RichardLitt / low-resource-languages

Resources for conservation, development, and documentation of low resource (human) languages.
Creative Commons Attribution Share Alike 4.0 International
389 stars 56 forks source link

Endangered Languages organization #36

Closed RichardLitt closed 9 years ago

RichardLitt commented 9 years ago

I've been thinking of opening up an organization for open source software to reflect this list.

Instead of only forking projects, it would provide a place for people to upload projects that they don't want to upload to their personal accounts (for instance, in case they don't have one) and for mirroring SourceForge and other non-GitHub hosted code. We could also mirror SourceForge // other code ourselves, if the license on the product allows. It would be something like OpenSourceFieldLinguistics.

What do you think? Does that sound like a good plan?

Possible drawbacks:

RichardLitt commented 9 years ago

Justification

Currently, this repository is a list of links. This has some major drawbacks - first, link rot means it requires a deal of maintenance. Second, a lack of volunteers means I have to maintain PRs myself. Third, I can delete it, and we'd end up with stale repositories without up-to-date lists if forkers kept their version, unless they updated theirs frequently. I don't like this.

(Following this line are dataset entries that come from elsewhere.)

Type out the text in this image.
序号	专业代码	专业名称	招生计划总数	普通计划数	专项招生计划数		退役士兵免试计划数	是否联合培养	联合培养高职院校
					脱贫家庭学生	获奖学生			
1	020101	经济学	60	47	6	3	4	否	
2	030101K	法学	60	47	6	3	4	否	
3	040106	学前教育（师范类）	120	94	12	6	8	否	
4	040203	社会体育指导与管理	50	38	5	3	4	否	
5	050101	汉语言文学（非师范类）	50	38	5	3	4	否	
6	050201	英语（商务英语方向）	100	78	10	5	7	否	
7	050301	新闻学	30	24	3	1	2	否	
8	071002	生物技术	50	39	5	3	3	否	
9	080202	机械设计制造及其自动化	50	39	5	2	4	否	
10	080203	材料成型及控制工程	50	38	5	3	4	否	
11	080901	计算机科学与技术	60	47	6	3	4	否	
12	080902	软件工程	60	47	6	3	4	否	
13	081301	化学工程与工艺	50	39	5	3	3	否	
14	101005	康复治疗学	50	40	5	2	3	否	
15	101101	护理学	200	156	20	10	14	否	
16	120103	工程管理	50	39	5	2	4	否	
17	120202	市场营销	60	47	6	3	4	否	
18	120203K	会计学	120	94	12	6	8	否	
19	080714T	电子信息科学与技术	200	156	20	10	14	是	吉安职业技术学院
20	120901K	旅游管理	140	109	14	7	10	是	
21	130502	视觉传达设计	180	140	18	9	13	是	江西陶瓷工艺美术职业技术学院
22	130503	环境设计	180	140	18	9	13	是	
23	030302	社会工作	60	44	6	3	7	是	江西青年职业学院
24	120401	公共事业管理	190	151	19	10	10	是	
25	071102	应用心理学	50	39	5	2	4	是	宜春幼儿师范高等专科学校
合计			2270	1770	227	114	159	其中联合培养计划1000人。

An organization would stop link rot by allowing us to copy resources in themselves. It would promote stale code by needing maintenance in regards to fetching upstream versions - but, to be honest, this is still better than just a list, because at least the resource isn't gone, we have a copy of it. It would allow people to actively search the code on-site, as well, and for us to maintain a copy of resources that otherwise might go down if an institutional website or funding runs out. Finally, I wouldn't be the only maintainer, but I could more easily add people to help fork stuff.

Lingomat commented 9 years ago

Following Lauren's Tweet... this is an interesting issue when I've been thinking about lately. Hugh Paterson made an astute observation I think:

“Many of these [linguistic] software development teams do not take the approach that potential software users coming to their website want to be oriented to how these software solutions work together to solve specific problems in the language documentation problem space.”

So without wanting to pour cold water on anything, I wonder the extent of demand for a repository of somewhat orphaned software? Unless, of course, whomever produced the tools or is using the tools (and ideally a combination of both) is able to frame an entry for a tool in these terms.

I'll go a bit further. I think a shorter curated list of software with adequate context explaining how one might use the software is more useful than a long list of software without context. I suppose you could draw a parallel to a language archive with/without metadata :)

RichardLitt commented 9 years ago

You're, of course, spot on, and I've thought of these things before as well. To the first point, I'm not a software development team, and I'm not building tools - the documentation of the software isn't a task I'm taking on. All I'm trying to do is point users towards it. I think that orphaned software is better than no software, though, so I would like to save any software that is available for a specific language or for a specific task, if possible. I would point to the original makers, if they exist, in the repository Readme.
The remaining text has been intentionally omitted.